July 16, 2018

The links between business and politics in India

Resident Senior Fellow, Vivek Dehejia writes in Mint on why fears of political capture by big business in India are at present overblown. Excerpts below:

 

"I had the pleasure recently of speaking at the second annual Oxford University Press South Asia Conclave in New Delhi, built around recently released, or soon-to-be-released, books on India in the social sciences. Political scientist and commentator Ashutosh Varshney, who is the editor of the Oxford series on India, chaired and convened the event with aplomb and his accustomed intellectual flair. It brought together scholars, politicians, journalists, and other observers of the Indian scene.

 

I shall confine my remarks in this column to the last panel, Business and Politics in India, on which I served as a discussant along with senior journalists Shekhar Gupta and T.N. Ninan.
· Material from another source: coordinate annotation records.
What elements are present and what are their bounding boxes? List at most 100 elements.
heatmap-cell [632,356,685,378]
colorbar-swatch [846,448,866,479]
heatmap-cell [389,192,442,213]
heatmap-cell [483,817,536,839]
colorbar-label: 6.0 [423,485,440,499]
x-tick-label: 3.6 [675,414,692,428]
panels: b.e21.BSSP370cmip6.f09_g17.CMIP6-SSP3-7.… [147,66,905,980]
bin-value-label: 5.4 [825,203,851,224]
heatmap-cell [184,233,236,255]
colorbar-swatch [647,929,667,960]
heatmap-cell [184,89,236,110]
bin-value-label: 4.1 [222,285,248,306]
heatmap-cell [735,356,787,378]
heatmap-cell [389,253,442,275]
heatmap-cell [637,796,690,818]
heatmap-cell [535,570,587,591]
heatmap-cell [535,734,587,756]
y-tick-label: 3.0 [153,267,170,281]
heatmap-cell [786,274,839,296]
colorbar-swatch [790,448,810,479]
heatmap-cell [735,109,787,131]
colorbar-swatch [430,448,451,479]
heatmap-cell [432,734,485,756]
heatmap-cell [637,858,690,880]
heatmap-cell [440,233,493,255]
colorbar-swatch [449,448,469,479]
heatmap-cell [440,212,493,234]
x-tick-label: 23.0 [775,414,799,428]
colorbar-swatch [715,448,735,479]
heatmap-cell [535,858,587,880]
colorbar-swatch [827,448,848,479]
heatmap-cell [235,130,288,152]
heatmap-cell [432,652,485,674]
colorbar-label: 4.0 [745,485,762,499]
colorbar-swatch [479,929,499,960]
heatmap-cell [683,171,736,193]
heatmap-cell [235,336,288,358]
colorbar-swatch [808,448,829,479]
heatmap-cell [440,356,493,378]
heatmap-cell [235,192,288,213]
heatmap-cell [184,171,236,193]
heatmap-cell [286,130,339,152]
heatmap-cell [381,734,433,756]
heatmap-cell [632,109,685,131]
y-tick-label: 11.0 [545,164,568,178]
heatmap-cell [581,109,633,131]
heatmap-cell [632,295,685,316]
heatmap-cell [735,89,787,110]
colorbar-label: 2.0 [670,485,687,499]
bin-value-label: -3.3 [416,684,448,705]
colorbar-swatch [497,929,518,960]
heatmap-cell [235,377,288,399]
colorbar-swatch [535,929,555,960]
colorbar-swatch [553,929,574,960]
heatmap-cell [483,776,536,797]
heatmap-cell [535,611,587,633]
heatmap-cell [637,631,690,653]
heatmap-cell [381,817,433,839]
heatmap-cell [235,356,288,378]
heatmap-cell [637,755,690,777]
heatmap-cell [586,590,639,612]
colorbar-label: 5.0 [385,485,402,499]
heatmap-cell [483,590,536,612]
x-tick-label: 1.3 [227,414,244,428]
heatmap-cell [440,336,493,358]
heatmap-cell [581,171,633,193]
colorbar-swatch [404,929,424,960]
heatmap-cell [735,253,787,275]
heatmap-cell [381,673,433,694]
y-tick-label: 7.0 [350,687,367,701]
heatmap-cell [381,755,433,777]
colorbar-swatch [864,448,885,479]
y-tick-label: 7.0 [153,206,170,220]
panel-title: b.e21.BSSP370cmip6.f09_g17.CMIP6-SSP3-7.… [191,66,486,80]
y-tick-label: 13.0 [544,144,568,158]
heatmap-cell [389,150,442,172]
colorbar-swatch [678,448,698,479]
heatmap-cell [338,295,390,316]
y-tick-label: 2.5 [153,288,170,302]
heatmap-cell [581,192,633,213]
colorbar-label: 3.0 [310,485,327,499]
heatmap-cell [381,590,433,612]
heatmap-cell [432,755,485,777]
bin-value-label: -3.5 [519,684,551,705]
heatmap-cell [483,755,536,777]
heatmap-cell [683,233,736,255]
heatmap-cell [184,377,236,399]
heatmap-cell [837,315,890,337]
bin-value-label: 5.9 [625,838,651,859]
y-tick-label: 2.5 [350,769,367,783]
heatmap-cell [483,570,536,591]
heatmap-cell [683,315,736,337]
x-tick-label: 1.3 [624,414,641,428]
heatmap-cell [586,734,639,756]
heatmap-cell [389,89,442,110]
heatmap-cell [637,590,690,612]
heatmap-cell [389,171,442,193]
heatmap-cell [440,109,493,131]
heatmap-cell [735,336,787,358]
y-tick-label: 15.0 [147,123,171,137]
The panel was built around a soon-to-be released eponymous book, edited by political scientists Christophe Jaffrelot, Atul Kohli and Kanta Murali.
 

The basic premise of the book is well summarized by the following quotation: “The struggle between the power of wealth and the power of numbers is a perennial one in all capitalist democracies.” In other words, politicians need to win votes, but they also need to negotiate a relationship with business, especially big business, both to help generate growth which will give them revenue that they may disperse, and also more directly for purposes such as campaign finance."